Insurer Loses Its Own Coverage Due to Earlier “Related Claim”

It has been a slow summer down in the swamp for Florida insurance law decisions.  It has been too hot to crank out opinions.  But now that fall is here and the mercury has dropped below 80, the decisions are starting to flow again.  A recent decision out of the Southern District of Florida, Direct General Insurance Company v. Houston Casualty Company, Case No. 14-20050 (S.D. Fla. Sept. 30, 2015), discussed the thorny notice rules under claims-made policies.

In Direct General, a PIP insurance company sought coverage under its claims-made professional liability insurance for a series of claims brought by medical providers claiming that Direct General improperly calculated PIP benefits.  Direct General was sued in two class action lawsuits, one of 2008 and one in 2012.  It promptly notified its professional liability insurer of both class actions.  Its insurer initially defended under reservation of rights, but then sought a declaratory judgment that there was no coverage.  The insurer’s defense was late notice.  The insurer argued that before Direct General was sued in the first class action in 2008, it received several “claim” letters from medical providers asserting that they had been underpaid.  While none of these medical providers filed suit prior to 2008, the insurer asserted that these prior “claims” were not timely reported because they were made several months before the first class action lawsuit was filed.  Further, a few of the claims were asserted days before the insurer’s policy incepted.

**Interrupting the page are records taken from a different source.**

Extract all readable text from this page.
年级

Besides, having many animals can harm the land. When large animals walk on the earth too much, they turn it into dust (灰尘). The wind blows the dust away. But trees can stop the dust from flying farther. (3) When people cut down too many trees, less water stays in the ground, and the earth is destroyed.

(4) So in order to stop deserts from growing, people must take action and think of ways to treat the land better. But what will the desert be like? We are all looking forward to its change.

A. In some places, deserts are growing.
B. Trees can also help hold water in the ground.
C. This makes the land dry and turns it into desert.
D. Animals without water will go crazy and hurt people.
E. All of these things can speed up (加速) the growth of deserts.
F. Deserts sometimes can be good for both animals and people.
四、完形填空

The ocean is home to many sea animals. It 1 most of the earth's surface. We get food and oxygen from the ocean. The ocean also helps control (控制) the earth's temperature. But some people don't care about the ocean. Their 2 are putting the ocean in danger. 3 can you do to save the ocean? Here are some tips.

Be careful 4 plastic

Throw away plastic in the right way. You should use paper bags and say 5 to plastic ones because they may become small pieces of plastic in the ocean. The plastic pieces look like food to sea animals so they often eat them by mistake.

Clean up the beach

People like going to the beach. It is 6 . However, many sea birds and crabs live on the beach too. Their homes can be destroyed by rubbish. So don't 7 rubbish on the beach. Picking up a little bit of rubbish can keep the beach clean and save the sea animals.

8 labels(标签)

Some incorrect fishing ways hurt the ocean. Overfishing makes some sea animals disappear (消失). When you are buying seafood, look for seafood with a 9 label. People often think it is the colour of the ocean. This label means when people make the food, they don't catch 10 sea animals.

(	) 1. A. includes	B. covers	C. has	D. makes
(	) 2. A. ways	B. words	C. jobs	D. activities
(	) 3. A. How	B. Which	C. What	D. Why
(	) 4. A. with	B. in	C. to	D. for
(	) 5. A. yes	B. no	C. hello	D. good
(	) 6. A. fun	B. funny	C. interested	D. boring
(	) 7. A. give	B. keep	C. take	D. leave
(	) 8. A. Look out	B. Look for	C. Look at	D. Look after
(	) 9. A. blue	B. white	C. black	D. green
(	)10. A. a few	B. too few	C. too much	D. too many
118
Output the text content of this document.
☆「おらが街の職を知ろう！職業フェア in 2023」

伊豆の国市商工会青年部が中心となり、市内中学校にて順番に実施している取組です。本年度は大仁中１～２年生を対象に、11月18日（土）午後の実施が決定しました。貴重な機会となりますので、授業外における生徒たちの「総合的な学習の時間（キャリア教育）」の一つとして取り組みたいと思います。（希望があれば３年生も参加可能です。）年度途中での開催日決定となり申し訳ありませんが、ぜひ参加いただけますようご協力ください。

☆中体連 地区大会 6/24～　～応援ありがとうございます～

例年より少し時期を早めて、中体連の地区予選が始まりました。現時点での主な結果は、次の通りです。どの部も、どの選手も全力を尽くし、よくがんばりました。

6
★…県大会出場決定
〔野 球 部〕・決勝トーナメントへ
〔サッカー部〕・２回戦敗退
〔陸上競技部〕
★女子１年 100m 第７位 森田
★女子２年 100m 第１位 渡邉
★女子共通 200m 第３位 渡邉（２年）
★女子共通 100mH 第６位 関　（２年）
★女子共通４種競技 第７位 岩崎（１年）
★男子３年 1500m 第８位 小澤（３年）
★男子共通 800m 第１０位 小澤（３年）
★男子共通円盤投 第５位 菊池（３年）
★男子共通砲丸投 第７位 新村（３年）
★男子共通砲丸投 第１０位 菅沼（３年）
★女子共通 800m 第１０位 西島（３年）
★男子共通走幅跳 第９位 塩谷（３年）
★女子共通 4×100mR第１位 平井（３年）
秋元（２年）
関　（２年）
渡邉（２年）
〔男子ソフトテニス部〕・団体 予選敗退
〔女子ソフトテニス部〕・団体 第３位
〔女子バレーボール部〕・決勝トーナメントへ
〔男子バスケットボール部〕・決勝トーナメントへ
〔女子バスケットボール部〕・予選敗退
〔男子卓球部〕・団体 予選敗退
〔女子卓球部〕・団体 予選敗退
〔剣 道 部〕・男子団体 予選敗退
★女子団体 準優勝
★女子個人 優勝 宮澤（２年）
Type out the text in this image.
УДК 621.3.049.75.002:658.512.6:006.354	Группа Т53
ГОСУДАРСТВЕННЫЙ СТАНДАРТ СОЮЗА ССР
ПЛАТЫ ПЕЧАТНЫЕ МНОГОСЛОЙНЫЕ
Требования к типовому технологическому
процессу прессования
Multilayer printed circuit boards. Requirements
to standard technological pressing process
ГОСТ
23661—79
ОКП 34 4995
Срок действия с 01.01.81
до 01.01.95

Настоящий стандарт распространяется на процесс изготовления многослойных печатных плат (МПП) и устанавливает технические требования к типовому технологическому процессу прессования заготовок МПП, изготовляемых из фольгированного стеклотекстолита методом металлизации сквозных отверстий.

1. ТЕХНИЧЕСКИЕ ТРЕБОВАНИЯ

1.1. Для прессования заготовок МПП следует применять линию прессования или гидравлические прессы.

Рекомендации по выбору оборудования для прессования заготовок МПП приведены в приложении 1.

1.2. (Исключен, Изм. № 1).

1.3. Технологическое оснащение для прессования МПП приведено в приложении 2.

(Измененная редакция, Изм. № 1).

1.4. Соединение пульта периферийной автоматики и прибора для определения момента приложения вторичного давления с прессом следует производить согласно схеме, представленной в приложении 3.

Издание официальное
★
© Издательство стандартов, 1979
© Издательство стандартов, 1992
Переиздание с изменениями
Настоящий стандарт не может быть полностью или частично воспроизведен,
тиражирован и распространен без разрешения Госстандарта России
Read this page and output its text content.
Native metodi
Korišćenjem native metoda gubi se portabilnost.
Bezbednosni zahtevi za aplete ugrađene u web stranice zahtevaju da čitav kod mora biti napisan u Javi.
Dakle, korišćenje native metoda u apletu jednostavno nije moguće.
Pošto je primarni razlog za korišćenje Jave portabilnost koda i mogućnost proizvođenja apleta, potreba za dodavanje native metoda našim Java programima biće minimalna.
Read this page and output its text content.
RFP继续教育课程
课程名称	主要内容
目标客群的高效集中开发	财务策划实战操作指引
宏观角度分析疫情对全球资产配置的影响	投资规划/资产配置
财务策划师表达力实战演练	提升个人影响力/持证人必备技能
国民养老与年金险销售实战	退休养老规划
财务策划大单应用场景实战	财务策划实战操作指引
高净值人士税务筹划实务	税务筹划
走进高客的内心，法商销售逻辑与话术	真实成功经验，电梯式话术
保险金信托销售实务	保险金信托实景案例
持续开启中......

The professional liability policy had broad definitions of “claim” and “related claim”.  “Claim” was defined to include “any written demand or notice to an Insured indicating that a person or entity intends to hold an Insured responsible for a Wrongful Act.”  “Related Claim” was defined as “all Claims for Wrongful Acts based on or directly or indirectly arising out of or resulting from the same or related … series of facts, circumstances, situations, transactions, or events.”  Direct General argued that these early PIP demand letters were just garden-variety letters that a PIP insurer receives every day.  Direct General argued that it could not possibly be required to provide notice of each and every PIP demand letter in order to preserve coverage for class action lawsuits filed months or years later.

Unfortunately for Direct General, the court disagreed.  The court noted that the claim definition included any letter to the insured that asserted a wrongful act.  Indeed, this claim definition is broader than the typical claims-made “claim” definition, which usually requires a specific demand for monetary or non-monetary relief.  As a result, the court held that the insurer had no coverage for either class action lawsuit, meaning that Direct General lost coverage for over $72 million in defense and indemnity costs paid on these claims.

I explained in a previous blog entry here how the triple-trigger notice requirement works under most claims-made policies (such as professional liability, directors & officers liability, and errors & omissions liability policies).  Policyholders need to be aware that the notice requirements under these policies are very strict, and not subject to the notice-prejudice rule that applies to occurrence-based policies.  It is also important to understand that the claims-made notice requirement can be triggered by a letter or other communication stating a demand, even if no lawsuit is filed.  This is why it is important for policyholders with claims-made policies to review any potential claims before the policy period ends (or the extended reporting period, or “tail” period, ends) to determine whether notice must be provided.  When in doubt, provide the notice, even if the claim or potential claim seems insignificant.  If a later, significant claim comes in, you can be sure your insurer will seek to tie that claim back to any prior “claims”, no matter how insignificant, to try to avoid its coverage obligations.  Even if a formal “claim” has not been made, most policies allow a policyholder to make a “notice of circumstance” to preserve rights under the policy in the event of a future claim.

If the notice is not made properly, the policyholder can lose coverage not only for the claims it does not notice, but also for all related claims into the future, as was the case with Direct General.  It is just another “gotcha” brought to you by your friendly neighborhood insurer who claims to be “on your side” and promises you are in “good hands”.  If a sophisticated insurance company like Direct General can forfeit $74 million of its own coverage by not complying with its insurer’s onerous notice requirement, you can imagine how many Florida policyholders have similarly forfeited their coverage, and how many millions the insurance industry has made off of this gotcha.